Глаза английского короля недобро сверкнули.
– Я оставлю жизнь господину де Барбазан исключительно ради того, чтобы не слышать больше про заблуждения и милосердие. Мне передали, что он готов был есть траву как животное, лишь бы не признавать меня законным наследником. Вот пусть и сидит как животное в железной клетке. А остальных – повесить!
Однако совершённая жестокость желаемого результата не принесла.
Следующим неприятным открытием для Монмута стало осознание того, что расправа над Меленом произвела впечатление совершенно противоположное тому, на которое он рассчитывал.
Теперь английская армия спотыкалась о каждый город, который намеревалась захватить, несмотря на то, что французский король повсюду разослал призывы не противиться его «возлюбленному сыну и наследнику», а сам Монмут нисколько не сомневался, что «меленской» акции устрашения вполне достаточно, чтобы заставить другие гарнизоны сдаваться без боя. Несчастный безумец больше не воспринимался собственной страной как монарх, зато английский король только утвердился в правах смертельного врага, и любое его требование открыть ворота того или иного города вызывало сопротивление самое ожесточённое.
Иное дело дофин…
Дофин становился средоточием всех надежд, и уже одно это делало его «законным».
Затаив в душе радость, чтобы не обмануться, мадам Иоланда зорко наблюдала за тем, как бледнеет и растворяется в общественном мнении грязное пятно убийства в Монтеро. Из Парижа ко всем европейским дворам летели донесения о том, что королевский суд снова осудил Шарля как мятежника и убийцу, но даже там на это перестали обращать внимание. Европа с большим интересом наблюдала за тем, как против амбициозного, а потому очень опасного Монмута, поднимается новая, крепнущая день ото дня сила. И чем уверенней эта сила делалась, тем злее и дёрганнее становился Монмут, превращаясь из непобедимого, но милосердного Божьего помазанника в ещё непобедимого, но уже кровавого захватчика.
Даже объединившись с Филиппом Бургундским, он продолжал испытывать неудобства, двигаясь по стране как будто рывками, вместо того, чтобы пройти по ней пусть и кровавым, но очистительным маршем!
Впрочем, кровавым поход вполне получился.

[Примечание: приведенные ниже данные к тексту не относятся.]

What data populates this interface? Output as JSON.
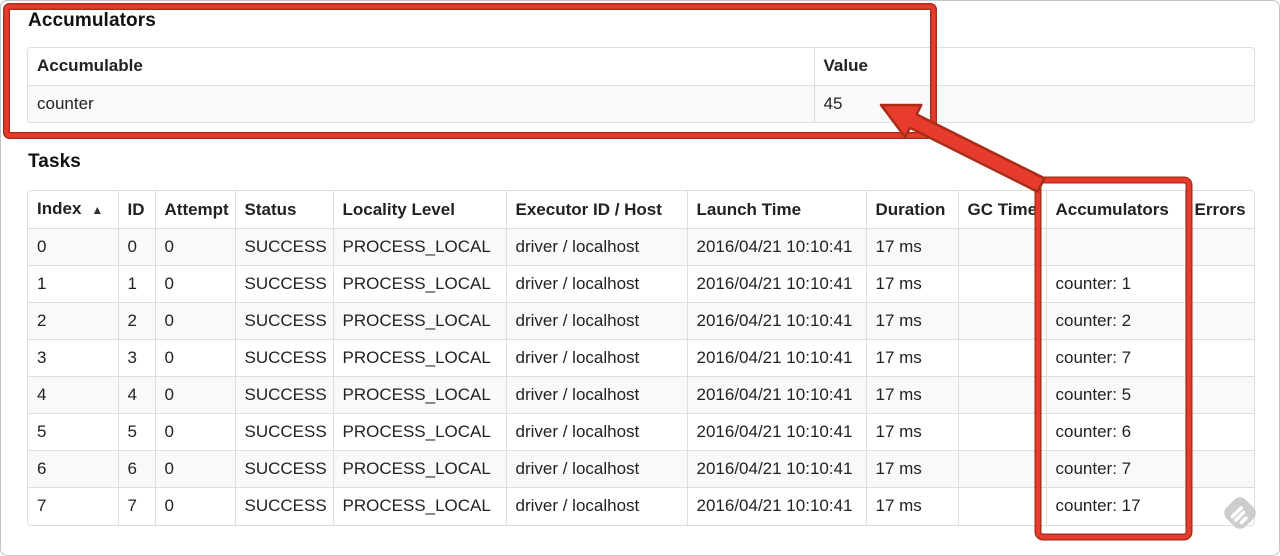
{
  "accumulators_section": {
    "heading": "Accumulators",
    "table": {
      "headers": [
        "Accumulable",
        "Value"
      ],
      "rows": [
        [
          "counter",
          "45"
        ]
      ]
    }
  },
  "tasks_section": {
    "heading": "Tasks",
    "table": {
      "headers": [
        "Index",
        "ID",
        "Attempt",
        "Status",
        "Locality Level",
        "Executor ID / Host",
        "Launch Time",
        "Duration",
        "GC Time",
        "Accumulators",
        "Errors"
      ],
      "sort_indicator": "▲",
      "rows": [
        [
          "0",
          "0",
          "0",
          "SUCCESS",
          "PROCESS_LOCAL",
          "driver / localhost",
          "2016/04/21 10:10:41",
          "17 ms",
          "",
          "",
          ""
        ],
        [
          "1",
          "1",
          "0",
          "SUCCESS",
          "PROCESS_LOCAL",
          "driver / localhost",
          "2016/04/21 10:10:41",
          "17 ms",
          "",
          "counter: 1",
          ""
        ],
        [
          "2",
          "2",
          "0",
          "SUCCESS",
          "PROCESS_LOCAL",
          "driver / localhost",
          "2016/04/21 10:10:41",
          "17 ms",
          "",
          "counter: 2",
          ""
        ],
        [
          "3",
          "3",
          "0",
          "SUCCESS",
          "PROCESS_LOCAL",
          "driver / localhost",
          "2016/04/21 10:10:41",
          "17 ms",
          "",
          "counter: 7",
          ""
        ],
        [
          "4",
          "4",
          "0",
          "SUCCESS",
          "PROCESS_LOCAL",
          "driver / localhost",
          "2016/04/21 10:10:41",
          "17 ms",
          "",
          "counter: 5",
          ""
        ],
        [
          "5",
          "5",
          "0",
          "SUCCESS",
          "PROCESS_LOCAL",
          "driver / localhost",
          "2016/04/21 10:10:41",
          "17 ms",
          "",
          "counter: 6",
          ""
        ],
        [
          "6",
          "6",
          "0",
          "SUCCESS",
          "PROCESS_LOCAL",
          "driver / localhost",
          "2016/04/21 10:10:41",
          "17 ms",
          "",
          "counter: 7",
          ""
        ],
        [
          "7",
          "7",
          "0",
          "SUCCESS",
          "PROCESS_LOCAL",
          "driver / localhost",
          "2016/04/21 10:10:41",
          "17 ms",
          "",
          "counter: 17",
          ""
        ]
      ]
    }
  },
  "annotations": {
    "red": "#e73c2d",
    "red_dark": "#a92c17",
    "table_border": "#dddddd",
    "stripe_bg": "#f9f9f9"
  }
}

Поместья преданных дофину рыцарей сравнивались с землей, и единственным, что оставалось после ухода английской армии, были обугленные деревья, превращенные в виселицы.
Это были совсем не те победы, о которых мечталось!
По разумению Монмута, карающий меч английского короля задумывался, как орудие справедливого возмездия, а никак не мести! И те же самые рыцари, чьи поместья он рушил и чьих рабов вешал на деревьях, должны были, попадая в плен, раскаиваться и приносить клятвы! Должны были признать Монмута хотя бы за его силу! А они не каялись и не клялись! Только презрительно смеялись, умирая, потому что выкуп платить им было нечем.
Всё это совершенно выводило из себя английского короля.
– Я не мог просчитаться, – твердил он, стоя на коленях перед распятием. – Я был призван завершить дело своих предков, и завершу его, даже если для этого придется истребить половину Франции! Но, Господи, почему нет во мне прежней веры?..
Только в октябре двадцать первого года, когда пришло известие о рождении у него сына и наследника, сердце Монмута радостно дрогнуло – возможно Бог простил его и благословил таким образом?
Однако, отправив в Лондон благодарное письмо и драгоценные подарки для жены, он был вынужден снова обернуться лицом к реальности. И этот резкий поворот от светлой надежды на лучшее к тёмному настоящему особенно отчетливо показал, как оскудели средства, собранные на ведение войны, как злы и мрачны сделались его советники и командиры, и как устал он сам от бесконечного раздражения в этой сопротивляющейся стране.
– Приближается зима, – хмуро выговорил Монмут на очередном совете. – Зимой никто не воюет, но отступить просто так я не могу. Что там у нас впереди?
– Городок Мо, ваше величество.
– Отлично. Вот возьмём его и передохнём…
ПУАТЬЕ
(весна 1422 год)
– Даже не знаю, что теперь с этим делать?
Мадам Иоланда стояла в окружении своих фрейлин и с великим неудовольствием рассматривала парадную герцогскую мантию супруга, которую ей доставили из Анжера. Собственная мантия герцогини покоилась в семейном склепе под каменным надгробием, изображавшим её Луи. Вопреки традиции безутешная супруга велела изобразить герцога в полном боевом снаряжении, с руками, скрещёнными на рукояти меча, как если бы он погиб в бою, а не умер в своей постели. И, опуская тело в гроб, набросила ему на плечи свою мантию, чтобы хоть так явить последнюю заботу и передать тепло и горькое сожаление…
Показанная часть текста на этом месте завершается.